Dear Mink77,
Both of you have to eventually realise that, as a relationship progresses, the "sparks" won't be there anymore. As a relationship deepens, what you build (hopefully) is a solid bond in which both of you care deeply about each other, support each other, are each other's best friends, & of course, do things for each other that keep the sparks alive.
In the beginning, everything appears to be roses, & every experience is new. However, there isn't the depth in a relationship, & you never know whether that person will support you when things get tough. Or boring because you're too stressed out at work or studies (or whatever reasons) at some point in time. A deeper relationship goes beyond this, because there already is understanding & support.
Pure blind passion & love are totally different matters. Affection (read: PDA) may lessen, but sometimes it's also part & parcel? That's when people say that marriages & relationships take work, because the parties have taken off the rose-tinted glasses & actually see their partners for what they are, warts & all. You'll still hafta do little things to show her she still matters, & she also has to do things for you, Not simply break things off when it gets a little stale...

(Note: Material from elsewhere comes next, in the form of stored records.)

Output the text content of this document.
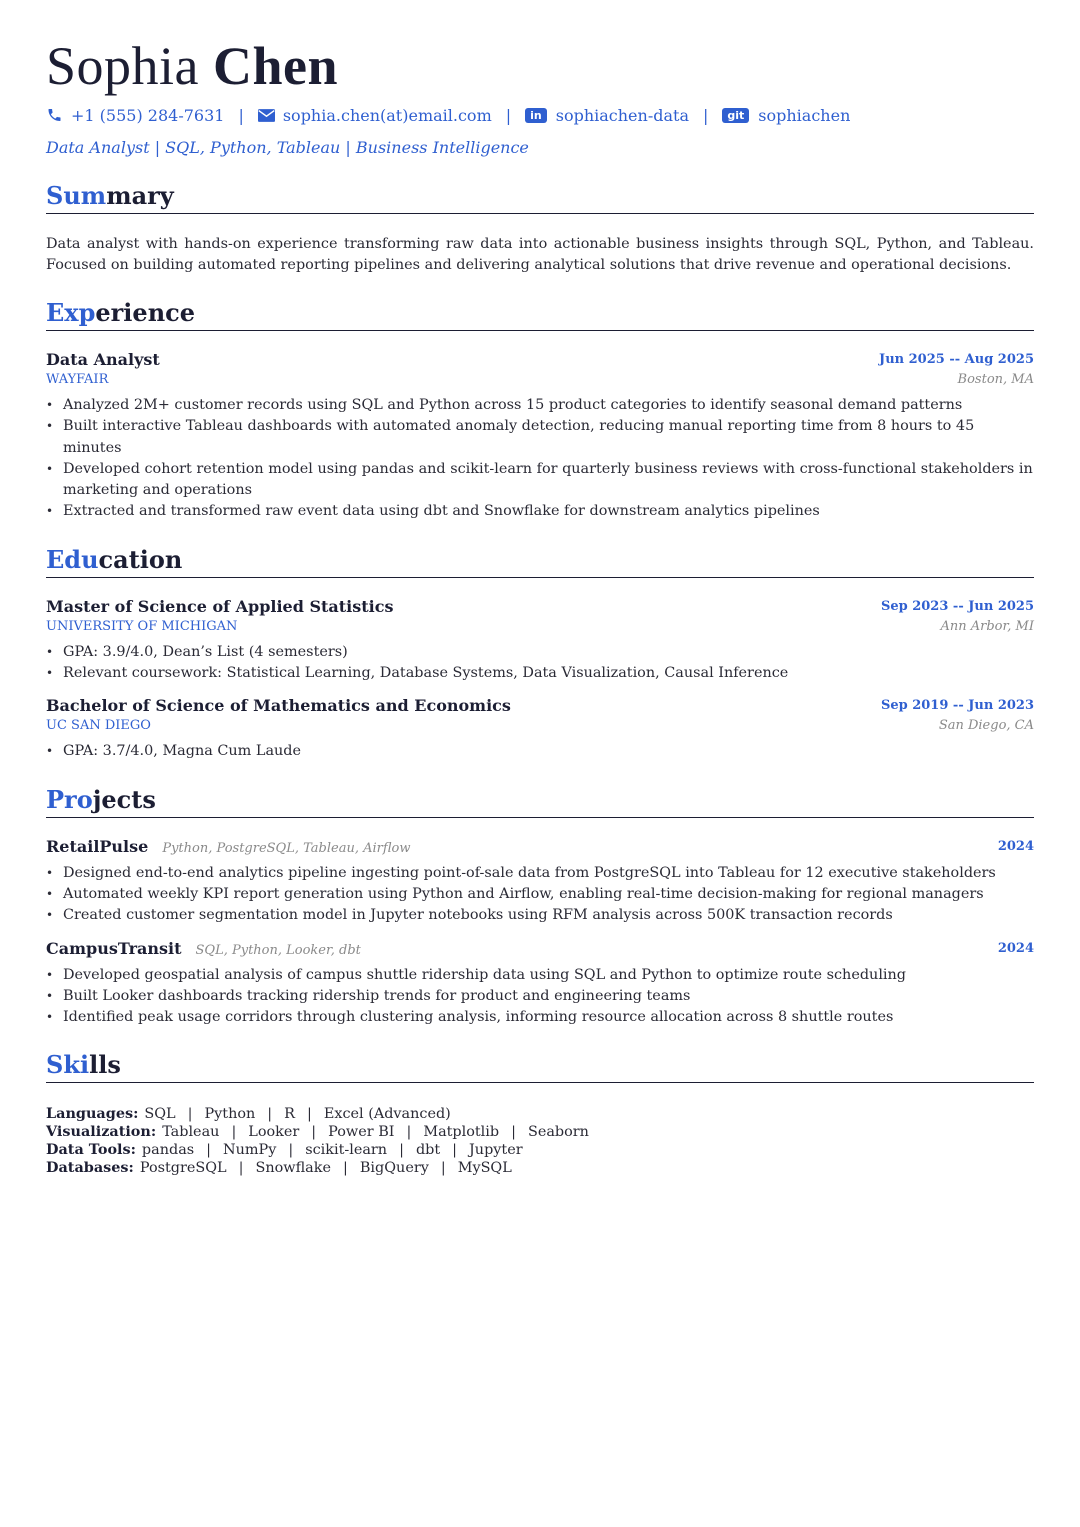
Sophia Chen
+1 (555) 284-7631 | sophia.chen(at)email.com |	in sophiachen-data |	git sophiachen
Data Analyst | SQL, Python, Tableau | Business Intelligence
Summary
Data analyst with hands-on experience transforming raw data into actionable business insights through SQL, Python, and Tableau. Focused on building automated reporting pipelines and delivering analytical solutions that drive revenue and operational decisions.
Experience
Data Analyst	Jun 2025 -- Aug 2025
WAYFAIR	Boston, MA
• Analyzed 2M+ customer records using SQL and Python across 15 product categories to identify seasonal demand patterns
• Built interactive Tableau dashboards with automated anomaly detection, reducing manual reporting time from 8 hours to 45 minutes
• Developed cohort retention model using pandas and scikit-learn for quarterly business reviews with cross-functional stakeholders in marketing and operations
• Extracted and transformed raw event data using dbt and Snowflake for downstream analytics pipelines
Education
Master of Science of Applied Statistics	Sep 2023 -- Jun 2025
UNIVERSITY OF MICHIGAN	Ann Arbor, MI
• GPA: 3.9/4.0, Dean’s List (4 semesters)
• Relevant coursework: Statistical Learning, Database Systems, Data Visualization, Causal Inference
Bachelor of Science of Mathematics and Economics	Sep 2019 -- Jun 2023
UC SAN DIEGO	San Diego, CA
• GPA: 3.7/4.0, Magna Cum Laude
Projects
RetailPulse Python, PostgreSQL, Tableau, Airflow	2024
• Designed end-to-end analytics pipeline ingesting point-of-sale data from PostgreSQL into Tableau for 12 executive stakeholders
• Automated weekly KPI report generation using Python and Airflow, enabling real-time decision-making for regional managers
• Created customer segmentation model in Jupyter notebooks using RFM analysis across 500K transaction records
CampusTransit SQL, Python, Looker, dbt	2024
• Developed geospatial analysis of campus shuttle ridership data using SQL and Python to optimize route scheduling
• Built Looker dashboards tracking ridership trends for product and engineering teams
• Identified peak usage corridors through clustering analysis, informing resource allocation across 8 shuttle routes
Skills
Languages: SQL | Python | R | Excel (Advanced)
Visualization: Tableau | Looker | Power BI | Matplotlib | Seaborn
Data Tools: pandas | NumPy | scikit-learn | dbt | Jupyter
Databases: PostgreSQL | Snowflake | BigQuery | MySQL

If you feel there's a chance for you to win her back, remember that a sudden burst of passion & "romance" that isn't sustainable will mean that even if she gets back with you, the same problems will occur. What you'll need to do is mentally KNOW that you'll hafta do things at a constant level to break the monotomy that causes a relationship to grow "stale".
My guy & I try to surprise each other on a regular basis, & to make each other smile. The gifts or gestures need Not be extravagant, but the effort behind that gift or gesture is what is appreciated & cherished. If she does something nice for you, No matter how small or insignificant it seems, recognise the effort she put into the thought behind the deed, & reward her with your biggest smile, a big hug, a kiss or whatever to make her smile back. And make this REGULAR. I'm Not saying you hafta do this everyday, or it'll grow stale, but try to also surprise her at times. It doesn't need to be expensive, it only needs to be enough to let her know how much she's treasured.

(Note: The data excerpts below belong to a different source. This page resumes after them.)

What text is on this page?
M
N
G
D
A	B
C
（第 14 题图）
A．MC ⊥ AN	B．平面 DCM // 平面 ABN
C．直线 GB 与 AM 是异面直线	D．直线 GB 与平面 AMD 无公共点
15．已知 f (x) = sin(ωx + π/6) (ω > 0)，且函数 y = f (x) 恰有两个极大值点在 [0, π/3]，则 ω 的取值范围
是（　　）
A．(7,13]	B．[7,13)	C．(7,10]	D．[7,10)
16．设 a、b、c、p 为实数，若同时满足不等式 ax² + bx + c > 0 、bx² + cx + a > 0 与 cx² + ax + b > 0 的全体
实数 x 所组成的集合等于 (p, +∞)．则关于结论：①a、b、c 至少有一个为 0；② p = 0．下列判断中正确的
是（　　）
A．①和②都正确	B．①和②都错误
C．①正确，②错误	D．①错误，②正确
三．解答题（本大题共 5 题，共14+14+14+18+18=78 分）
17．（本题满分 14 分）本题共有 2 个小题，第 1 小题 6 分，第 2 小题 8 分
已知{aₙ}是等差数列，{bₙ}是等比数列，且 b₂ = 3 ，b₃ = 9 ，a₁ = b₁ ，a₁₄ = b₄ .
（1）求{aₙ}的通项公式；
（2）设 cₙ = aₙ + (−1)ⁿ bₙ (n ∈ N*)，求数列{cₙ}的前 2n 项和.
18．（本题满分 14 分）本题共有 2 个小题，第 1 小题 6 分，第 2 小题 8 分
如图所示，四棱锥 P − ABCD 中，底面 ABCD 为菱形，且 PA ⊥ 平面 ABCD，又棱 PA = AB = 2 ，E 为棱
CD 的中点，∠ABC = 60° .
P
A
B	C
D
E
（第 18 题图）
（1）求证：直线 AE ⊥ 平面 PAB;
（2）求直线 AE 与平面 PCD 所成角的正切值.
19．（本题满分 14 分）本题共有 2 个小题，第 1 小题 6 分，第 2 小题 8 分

If she doesn't wanna talk to you at the moment, doesn't matter. Drop her an SMS a day (Nothing more, or she'll think you're being a pest), don't give those grandiose sentences or phrases about how she's your life, blah blah blah. Just tell her how your day went. Once a week, perhaps tell her what you're doing over the weekend & tell her you kinda wish you could share that with her. The key is perhaps, to trigger nostalgia, Not irritation.
It's a fine line to tread, but if done properly, it COULD work. There're many who'll ignore this bit & bombard their exes with phonecalls, gifts, SMSes, etc. Clearly, they don't understand the phrase, "in moderation". Go with your instincts, but don't overdo things.
I wish you well.
FeowFeow
Originally posted by mink77:
jus yest, my gf has decided to call off our relationship and we came to a consensus that its best for us to remain as friends. reasons being
1) her feelings for me has died
2) r/s became stagnant
3) she dont see any sparks in the r/s
4) no passion in the r/s
5) i m not affectionate enough
i not trying to salvage the r/s jus for the sake of getting back together. i do still have feelings for her. i want to make it up to her and put in my utmost effort to make this work. i want to win her back. anyone has experience this before and ever succeed in winning your ex back? pls do do advise. thanks.